Au surplus, il est observé que l’offre d’achat dont elle se prévaut a expiré le 04 mai 2024 soit antérieurement à l’assignation ; que cette offre est d’un montant de 248 500 euros alors que le bien est estimé, par la même agence immobilière que celle par l’intermédiaire de laquelle l’offre a été faite, à la somme de 247 679 euros mais que, toutefois, l’offre ne comprend pas les frais d’agence, lesquels, à défaut d’être à la charge de l’acquéreur, seront à la charge du vendeur. Il s’en suit que l’opération présentée est moins avantageuse que ce qui est allégué.
Il résulte des développements précédents que l’intérêt commun est actuellement protégé non seulement au regard de la licitation ordonnée mais également en raison de l’existence de la procédure de surendettement. Ainsi, il apparaît que Mme [O] [Y] sollicite l’autorisation de vendre seule le bien immobilier dépendant de la succession dans l’espoir de réaliser une opération plus avantageuse et ce, dans son intérêt personnel compte tenu de son endettement, et non afin de protéger l’intérêt général.
En conséquence, Mme [O] [Y] sera déboutée de sa demande.
Sur les mesures de fin de jugement :
— Sur les dépens :
Aux termes de l’article 696 du code de procédure civile, la partie perdante est condamnée aux dépens, à moins que le juge, par décision motivée, n’en mette la totalité ou une fraction à la charge d’une autre partie.
En l’espèce, Mme [O] [Y], succombant à l’instance, conservera la charge de ses propres dépens.
— Sur les frais irrépétibles :
En application de l’article 700 du code de procédure civile, le juge condamne la partie tenue aux dépens ou qui perd son procès à payer à l’autre partie la somme qu’il détermine au titre des frais exposés et non compris dans les dépens. Le juge tient compte de l’équité ou de la situation économique de la partie condamnée. Il peut, même d’office, pour des raisons tirées des mêmes considérations, dire qu’il n’y a lieu à condamnation.
En l’espèce, Mme [O] [Y] succombant à l’instance sera déboutée de sa demande formulée en application de l’article 700 du code de procédure civile.
— Sur l’exécution provisoire :
En application de l’article 514-1 du code de procédure civile, le juge peut écarter l’exécution provisoire de droit, en tout ou partie, s’il estime qu’elle est incompatible avec la nature de l’affaire. Il statue, d’office ou à la demande d’une partie, par décision spécialement motivée.

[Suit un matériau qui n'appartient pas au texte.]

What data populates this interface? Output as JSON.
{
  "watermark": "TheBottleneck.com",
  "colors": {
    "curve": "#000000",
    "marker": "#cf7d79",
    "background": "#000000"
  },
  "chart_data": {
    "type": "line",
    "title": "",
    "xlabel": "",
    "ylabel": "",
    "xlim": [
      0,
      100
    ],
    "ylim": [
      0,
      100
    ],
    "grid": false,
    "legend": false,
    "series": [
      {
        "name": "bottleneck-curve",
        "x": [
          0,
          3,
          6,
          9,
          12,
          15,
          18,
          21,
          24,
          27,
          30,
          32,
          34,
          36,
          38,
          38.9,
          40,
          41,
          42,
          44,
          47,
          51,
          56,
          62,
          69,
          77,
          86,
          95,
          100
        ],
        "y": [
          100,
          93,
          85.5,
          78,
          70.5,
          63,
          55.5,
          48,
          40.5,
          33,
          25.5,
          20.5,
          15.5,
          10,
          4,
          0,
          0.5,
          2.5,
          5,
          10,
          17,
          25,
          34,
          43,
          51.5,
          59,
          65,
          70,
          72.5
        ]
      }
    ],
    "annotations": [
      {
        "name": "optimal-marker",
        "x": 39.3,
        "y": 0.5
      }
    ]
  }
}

En l’espèce, il n’y a pas lieu d’écarter l’exécution provisoire de droit.
PAR CES MOTIFS
Le tribunal, statuant après débats en audience publique, par jugement réputé contradictoire et en premier ressort, mis à la disposition des parties au greffe,
Déboute Mme [O] [Y] de l’ensemble de ses demandes ;
Laisse à Mme [O] [Y] la charge de ses propres dépens ;
Rappelle que la présente décision est exécutoire de plein droit.